A Better Place for Students: Schwenn Leaves a Lasting Legacy at Dalton State
December 11, 2014
It didn’t seem to matter that the country was facing a recession.
Dalton State forged ahead.
In the last nearly seven years, under the leadership of Dr. John Schwenn, the College saw the addition of numerous bachelor’s programs, the revitalization of a dormant athletics program, a new science facility, and the addition of on-campus housing. Schwenn retires as president of the College at the end of the year.
“He came in and said ‘What can we do to make Dalton State better – a better place for the students?’” said Katherine Fromm, president of the College’s Student Government Association. “He is student centered.”
Schwenn’s time hasn’t been just about making the campus into a more traditional four-year college; it has been about supporting students, she said.
“He goes to sporting events, to plays, and one of the simplest things he’s done to show he cares is serve us food during finals,” Fromm said. “If you need him, you can go to his office. I thank him for the time he’s put in here to make Dalton State a better place.”

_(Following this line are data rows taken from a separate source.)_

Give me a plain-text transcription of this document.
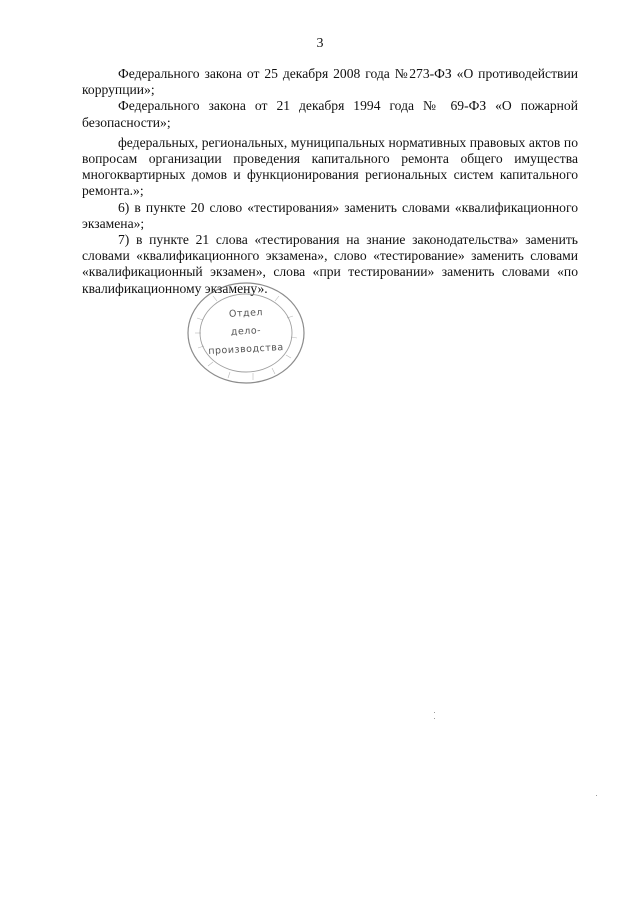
3

Федерального закона от 25 декабря 2008 года №273-ФЗ «О противодействии коррупции»;

Федерального закона от 21 декабря 1994 года № 69-ФЗ «О пожарной безопасности»;

федеральных, региональных, муниципальных нормативных правовых актов по вопросам организации проведения капитального ремонта общего имущества многоквартирных домов и функционирования региональных систем капитального ремонта.»;

6) в пункте 20 слово «тестирования» заменить словами «квалификационного экзамена»;

7) в пункте 21 слова «тестирования на знание законодательства» заменить словами «квалификационного экзамена», слово «тестирование» заменить словами «квалификационный экзамен», слова «при тестировании» заменить словами «по квалификационному экзамену».

Отдел
дело-
производства
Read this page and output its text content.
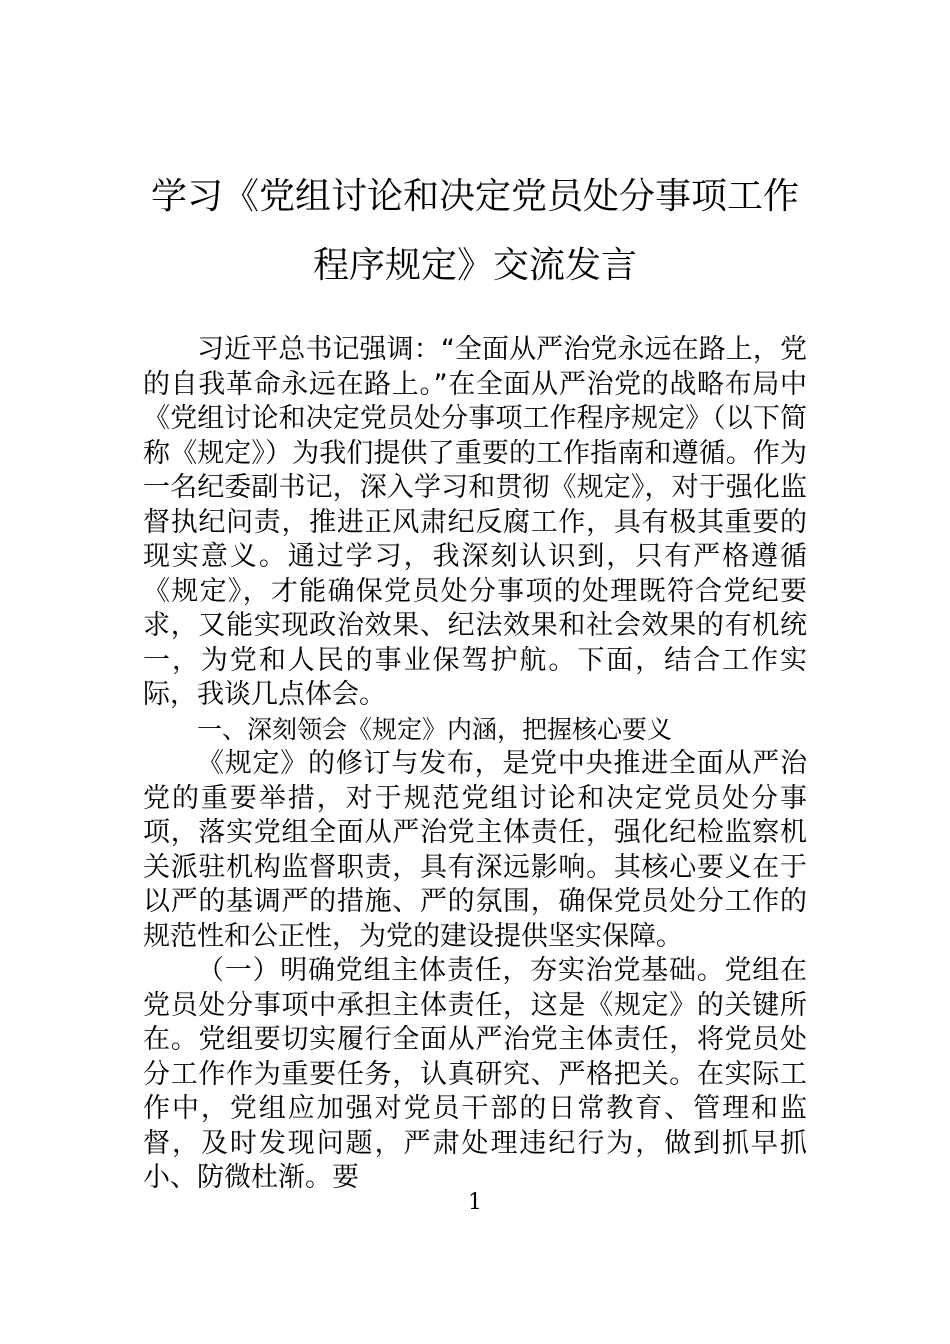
学习《党组讨论和决定党员处分事项工作
程序规定》交流发言

习近平总书记强调：“全面从严治党永远在路上，党的自我革命永远在路上。”在全面从严治党的战略布局中《党组讨论和决定党员处分事项工作程序规定》（以下简称《规定》）为我们提供了重要的工作指南和遵循。作为一名纪委副书记，深入学习和贯彻《规定》，对于强化监督执纪问责，推进正风肃纪反腐工作，具有极其重要的现实意义。通过学习，我深刻认识到，只有严格遵循《规定》，才能确保党员处分事项的处理既符合党纪要求，又能实现政治效果、纪法效果和社会效果的有机统一，为党和人民的事业保驾护航。下面，结合工作实际，我谈几点体会。

一、深刻领会《规定》内涵，把握核心要义

《规定》的修订与发布，是党中央推进全面从严治党的重要举措，对于规范党组讨论和决定党员处分事项，落实党组全面从严治党主体责任，强化纪检监察机关派驻机构监督职责，具有深远影响。其核心要义在于以严的基调严的措施、严的氛围，确保党员处分工作的规范性和公正性，为党的建设提供坚实保障。

（一）明确党组主体责任，夯实治党基础。党组在党员处分事项中承担主体责任，这是《规定》的关键所在。党组要切实履行全面从严治党主体责任，将党员处分工作作为重要任务，认真研究、严格把关。在实际工作中，党组应加强对党员干部的日常教育、管理和监督，及时发现问题，严肃处理违纪行为，做到抓早抓小、防微杜渐。要

1
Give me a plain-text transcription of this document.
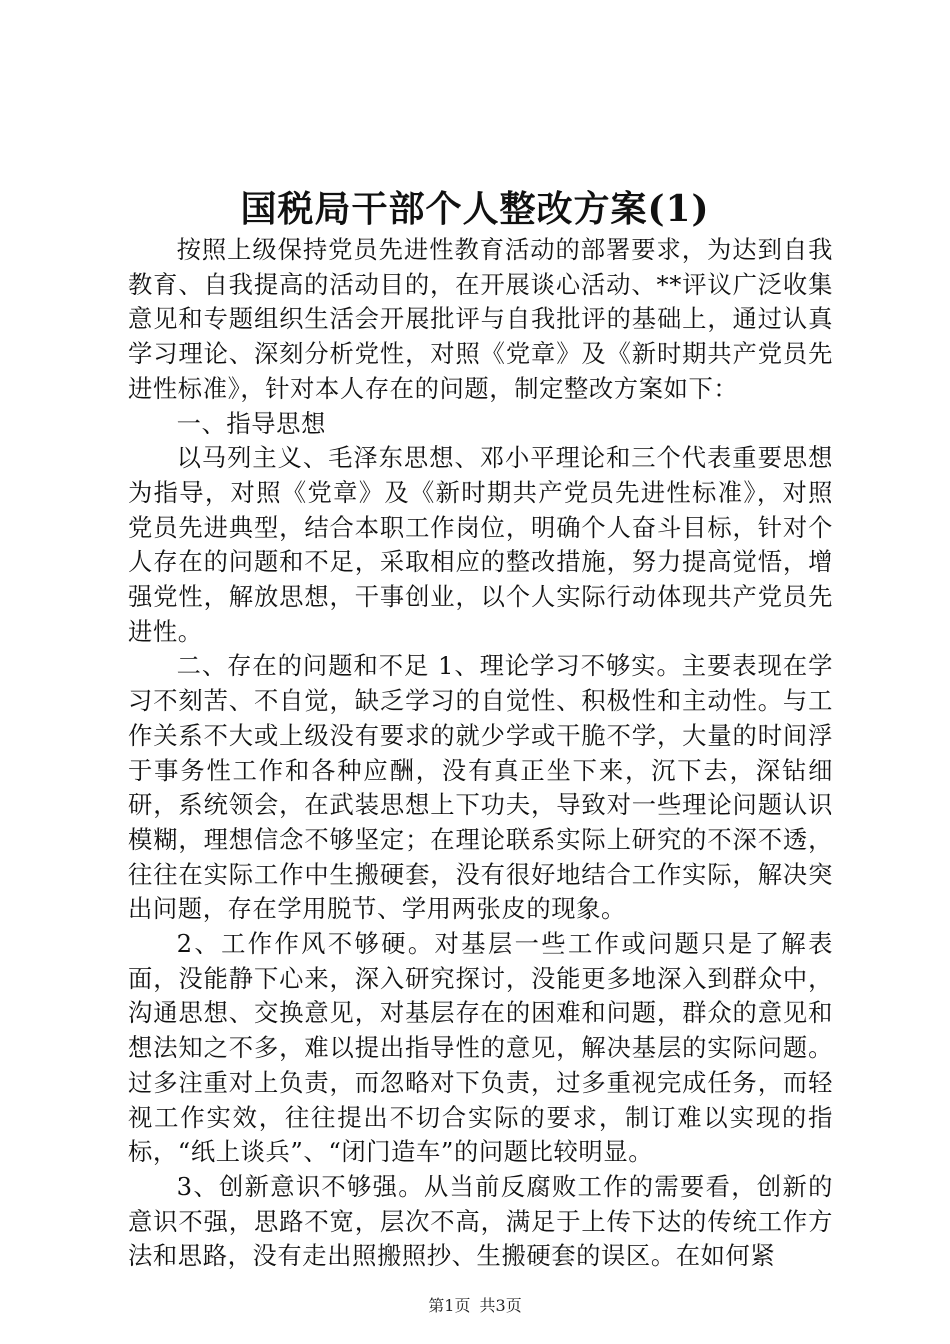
国税局干部个人整改方案(1)

按照上级保持党员先进性教育活动的部署要求，为达到自我教育、自我提高的活动目的，在开展谈心活动、**评议广泛收集意见和专题组织生活会开展批评与自我批评的基础上，通过认真学习理论、深刻分析党性，对照《党章》及《新时期共产党员先进性标准》，针对本人存在的问题，制定整改方案如下：

一、指导思想

以马列主义、毛泽东思想、邓小平理论和三个代表重要思想为指导，对照《党章》及《新时期共产党员先进性标准》，对照党员先进典型，结合本职工作岗位，明确个人奋斗目标，针对个人存在的问题和不足，采取相应的整改措施，努力提高觉悟，增强党性，解放思想，干事创业，以个人实际行动体现共产党员先进性。

二、存在的问题和不足 1、理论学习不够实。主要表现在学习不刻苦、不自觉，缺乏学习的自觉性、积极性和主动性。与工作关系不大或上级没有要求的就少学或干脆不学，大量的时间浮于事务性工作和各种应酬，没有真正坐下来，沉下去，深钻细研，系统领会，在武装思想上下功夫，导致对一些理论问题认识模糊，理想信念不够坚定；在理论联系实际上研究的不深不透，往往在实际工作中生搬硬套，没有很好地结合工作实际，解决突出问题，存在学用脱节、学用两张皮的现象。

2、工作作风不够硬。对基层一些工作或问题只是了解表面，没能静下心来，深入研究探讨，没能更多地深入到群众中，沟通思想、交换意见，对基层存在的困难和问题，群众的意见和想法知之不多，难以提出指导性的意见，解决基层的实际问题。过多注重对上负责，而忽略对下负责，过多重视完成任务，而轻视工作实效，往往提出不切合实际的要求，制订难以实现的指标，“纸上谈兵”、“闭门造车”的问题比较明显。

3、创新意识不够强。从当前反腐败工作的需要看，创新的意识不强，思路不宽，层次不高，满足于上传下达的传统工作方法和思路，没有走出照搬照抄、生搬硬套的误区。在如何紧

第1页 共3页
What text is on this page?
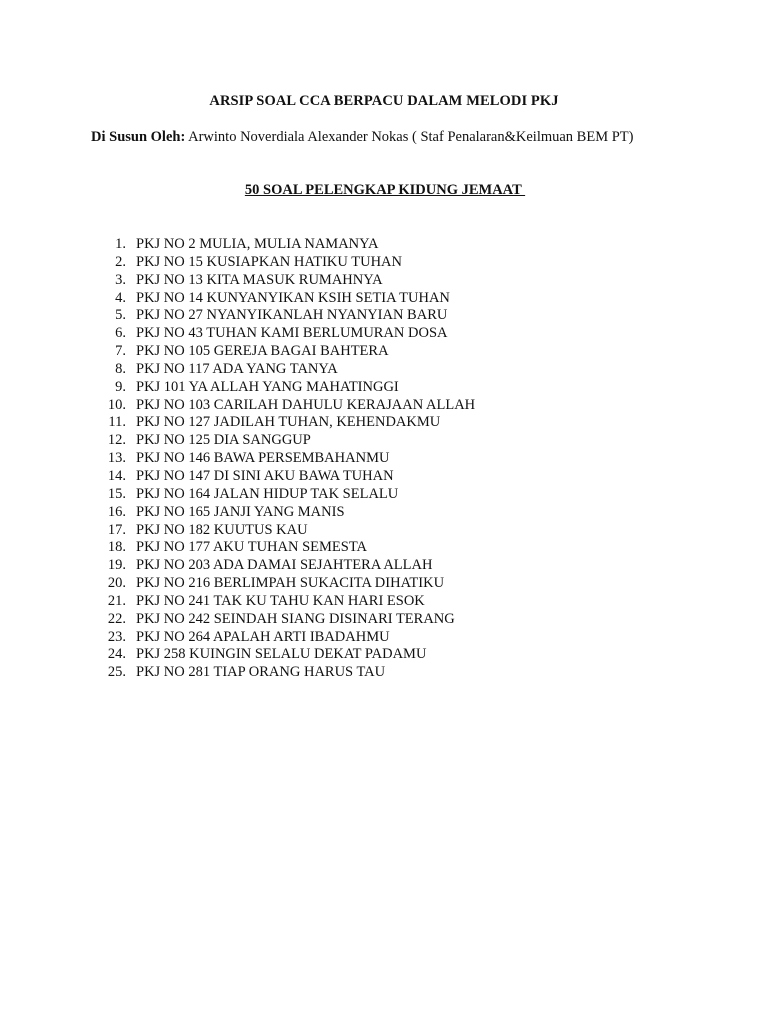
ARSIP SOAL CCA BERPACU DALAM MELODI PKJ
Di Susun Oleh: Arwinto Noverdiala Alexander Nokas ( Staf Penalaran&Keilmuan BEM PT)
50 SOAL PELENGKAP KIDUNG JEMAAT
1. PKJ NO 2 MULIA, MULIA NAMANYA
2. PKJ NO 15 KUSIAPKAN HATIKU TUHAN
3. PKJ NO 13 KITA MASUK RUMAHNYA
4. PKJ NO 14 KUNYANYIKAN KSIH SETIA TUHAN
5. PKJ NO 27 NYANYIKANLAH NYANYIAN BARU
6. PKJ NO 43 TUHAN KAMI BERLUMURAN DOSA
7. PKJ NO 105 GEREJA BAGAI BAHTERA
8. PKJ NO 117 ADA YANG TANYA
9. PKJ 101 YA ALLAH YANG MAHATINGGI
10. PKJ NO 103 CARILAH DAHULU KERAJAAN ALLAH
11. PKJ NO 127 JADILAH TUHAN, KEHENDAKMU
12. PKJ NO 125 DIA SANGGUP
13. PKJ NO 146 BAWA PERSEMBAHANMU
14. PKJ NO 147 DI SINI AKU BAWA TUHAN
15. PKJ NO 164 JALAN HIDUP TAK SELALU
16. PKJ NO 165 JANJI YANG MANIS
17. PKJ NO 182 KUUTUS KAU
18. PKJ NO 177 AKU TUHAN SEMESTA
19. PKJ NO 203 ADA DAMAI SEJAHTERA ALLAH
20. PKJ NO 216 BERLIMPAH SUKACITA DIHATIKU
21. PKJ NO 241 TAK KU TAHU KAN HARI ESOK
22. PKJ NO 242 SEINDAH SIANG DISINARI TERANG
23. PKJ NO 264 APALAH ARTI IBADAHMU
24. PKJ 258 KUINGIN SELALU DEKAT PADAMU
25. PKJ NO 281 TIAP ORANG HARUS TAU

Schwenn is quick to say he hasn’t done everything alone.
“Dalton State has really turned into a traditional four-year college,” he said. “There’s a different feel on campus from when I started. We are different. But with anything you do, it’s the people, the faculty, staff, and students, who have done this.”
Schwenn became the College’s fourth president on March 1, 2008.
“He had a few months of good budgetary times when he arrived, and then he was handed a set of challenges that none of us envied, but all of us felt the impacts from them,” said David Elrod, director of the Dalton State Foundation. “And yet, he kept his wits and sense of humor and his smile about him. While he was juggling the financial challenges that were handed to him, he was doing other things, too.
“He’ll be the first to tell you that he had a lot of good people – faculty, staff, donors, and other institutional stakeholders – who were helping him and helping the College,” he said.”
Elrod noted the College grew to offer 18 bachelor degree programs during Schwenn’s time, and more are planned. The College began offering a bachelor of science in organizational leadership, its first degree that can be earned entirely online. Other degrees now offered are a bachelor of science in nursing, a bachelor of science in respiratory therapy, and a bachelor in social work – all degrees designed to help fill needs in this area currently.
Under Schwenn Peeples Hall opened to serve science students better. Labs feature sophisticated equipment and offers students a chance to do research, something not typical for undergraduates.
“We focused on making better learning space for our students,” Schwenn said. “I’m proud of the research our students and faculty have done. Also, we’re renovating our former technical building to be used as a working clinical area for our School of Health Professions. We have renovations to our student center and Sequoya Hall planned as well.”
After a 35-year hiatus, athletics made its return under Schwenn. He said he thought it was important to add the program to the College to help continue growth and pride, which ultimately leads to retaining students and successful graduates. Athletics adds a new dimension to campus and was another step in making Dalton State move toward a traditional four-year school.
“Bringing athletics here was amazing,” Fromm said.
For Montana Gray, director of the Campus Activities Board, the last three years he has been a student at Dalton State have been the best of his life, and he attributes that to Schwenn.
“We’ve been fortunate to see a lot of positive change while he’s been here,” Gray said. “He allows you to have conversations with him. He shows up to student events and supports us. He believes in the students.”
In his retirement, Schwenn plans to be active with his grandchildren and travel. His grandchildren don’t live locally, but Schwenn said he still plans to call Dalton his home. He also hopes to find time to take up painting again.
“This is a great place to grow old,” he said. “Being part of the Roadrunner Nation has been an honor. It is one of the greatest things that could ever happen to anyone. We make a difference in the lives of our students. We transform lives.”